"It's a pumped up version of Blitzen Trapper," frontman Eric Earley says of the group's sunny eighth effort.
Blitzen Trapper bandleader Eric Earley has long been a man of many influences. Before the group’s seventh studio full-length he declared the main gravitational pulls on the collection were Waylon Jennings and Wu-Tang Clan — which, oddly enough, flowed into one sonic path smoother than one might think. VII was surreal in its genre-bending as well as its blending, mixing rap-style lyrical flows with Southwestern accents and danceable melodies.
For their newest effort, Earley says he started by revisiting more familiar territory. “I just went back to the bands that influenced me in high school, like the Replacements and R.E.M., Uncle Tupelo.” On All Across This Land, which EW is streaming in full below, Earley returns to Americana-inflected rock and psychedelic whims, the first taste of which fans would have heard on Furr (2008) and most recently on American Goldwing (2011). But All Across This Land is bigger, synthier, warmer. Its guitars are brighter, more soaked in reverb.

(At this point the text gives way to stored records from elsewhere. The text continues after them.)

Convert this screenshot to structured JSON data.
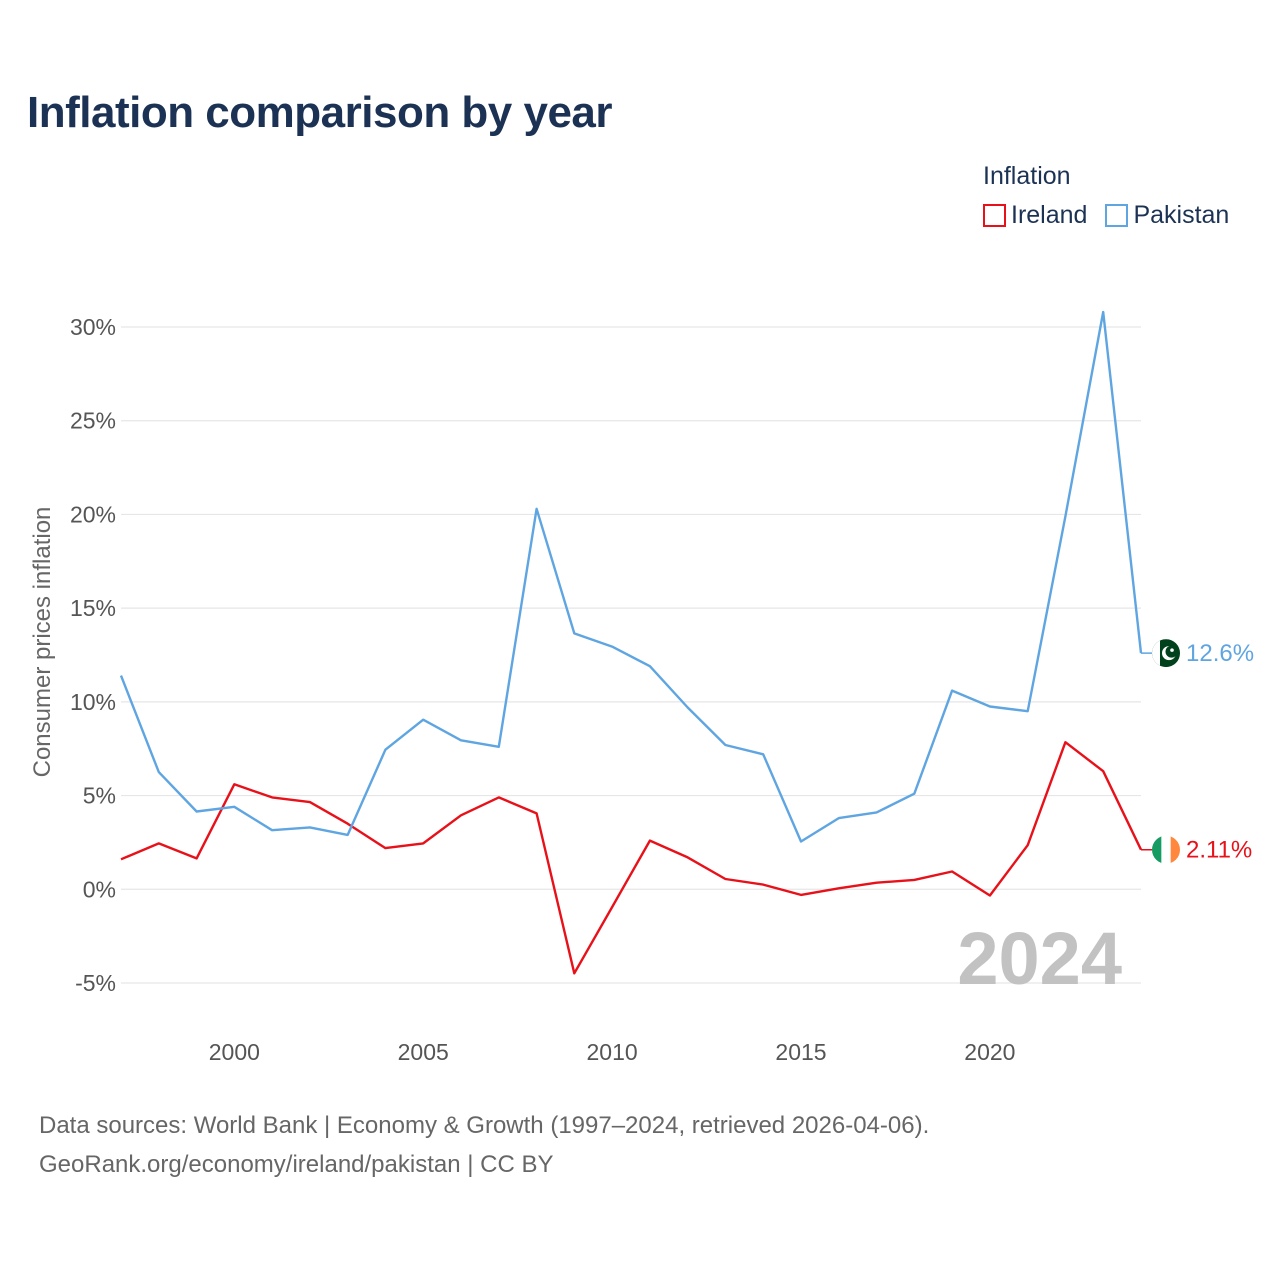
{
  "title": "Inflation comparison by year",
  "legend": {
    "title": "Inflation",
    "items": [
      {
        "name": "Ireland",
        "color": "#e8111a"
      },
      {
        "name": "Pakistan",
        "color": "#5fa5e1"
      }
    ]
  },
  "footer": {
    "line1": "Data sources: World Bank | Economy & Growth (1997–2024, retrieved 2026-04-06).",
    "line2": "GeoRank.org/economy/ireland/pakistan | CC BY"
  },
  "chart_data": {
    "type": "line",
    "title": "Inflation comparison by year",
    "ylabel": "Consumer prices inflation",
    "xlabel": "",
    "xlim": [
      1997,
      2024
    ],
    "ylim": [
      -5,
      30
    ],
    "yticks": [
      -5,
      0,
      5,
      10,
      15,
      20,
      25,
      30
    ],
    "ytick_labels": [
      "-5%",
      "0%",
      "5%",
      "10%",
      "15%",
      "20%",
      "25%",
      "30%"
    ],
    "xticks": [
      2000,
      2005,
      2010,
      2015,
      2020
    ],
    "xtick_labels": [
      "2000",
      "2005",
      "2010",
      "2015",
      "2020"
    ],
    "grid": true,
    "year_watermark": "2024",
    "x": [
      1997,
      1998,
      1999,
      2000,
      2001,
      2002,
      2003,
      2004,
      2005,
      2006,
      2007,
      2008,
      2009,
      2010,
      2011,
      2012,
      2013,
      2014,
      2015,
      2016,
      2017,
      2018,
      2019,
      2020,
      2021,
      2022,
      2023,
      2024
    ],
    "series": [
      {
        "name": "Ireland",
        "color": "#e8111a",
        "end_label": "2.11%",
        "values": [
          1.6,
          2.45,
          1.65,
          5.6,
          4.9,
          4.65,
          3.5,
          2.2,
          2.45,
          3.95,
          4.9,
          4.05,
          -4.48,
          -0.95,
          2.6,
          1.7,
          0.55,
          0.25,
          -0.3,
          0.05,
          0.35,
          0.5,
          0.95,
          -0.33,
          2.35,
          7.85,
          6.3,
          2.11
        ]
      },
      {
        "name": "Pakistan",
        "color": "#5fa5e1",
        "end_label": "12.6%",
        "values": [
          11.4,
          6.25,
          4.15,
          4.4,
          3.15,
          3.3,
          2.9,
          7.45,
          9.05,
          7.95,
          7.6,
          20.3,
          13.65,
          12.95,
          11.9,
          9.7,
          7.7,
          7.2,
          2.55,
          3.8,
          4.1,
          5.1,
          10.6,
          9.75,
          9.5,
          19.9,
          30.8,
          12.6
        ]
      }
    ]
  }
}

The question it asks, through various mouthpieces, is also bigger. “Where have I been?” Or rather, “Why have I been there?” All Across This Land‘s first nine tracks look back to Earley and his high school friends (“Nights Were Made For Love”), a young crush that never grew into more (“Mystery and Wonder”), a relationship hanging on by a single, gasping breath (“Love Grow Cold”), and Earley’s father (“Cadillac Road”).
“Cadillac Road”, in particular, anchors the record in retrospection. “I was thinking about my father. He’s been gone for many years, but I wondered if I ever really knew him,” Earley says of the tune with the tale of a man who worked for a phone company in a dying town, and who stayed behind even after the rest had left — the circumstances of which Earley says were very real.
The final track finally looks forward. On “Across The River” Earley imagines crossing “the river that runs between the sun and the darkness of our lives” to speak to his father. It’s not a new concept, of course. The River Styx has been the way out, or over, since first appearing in Greek Mythology. But Earley makes it immediate and affecting, weaving a filigree portrait of longing for those long gone. Those who’ve wondered what they have to do to see someone again will understand.
And if it feels as real as the other stories on the album that we know are real that’s because, in some ways it is. “Who’s to say meditating on the thought, ‘What if I was to just cross over? Just to talk to my dad?’ isn’t real?” Earley asks by way of explanation. Certainly, not us.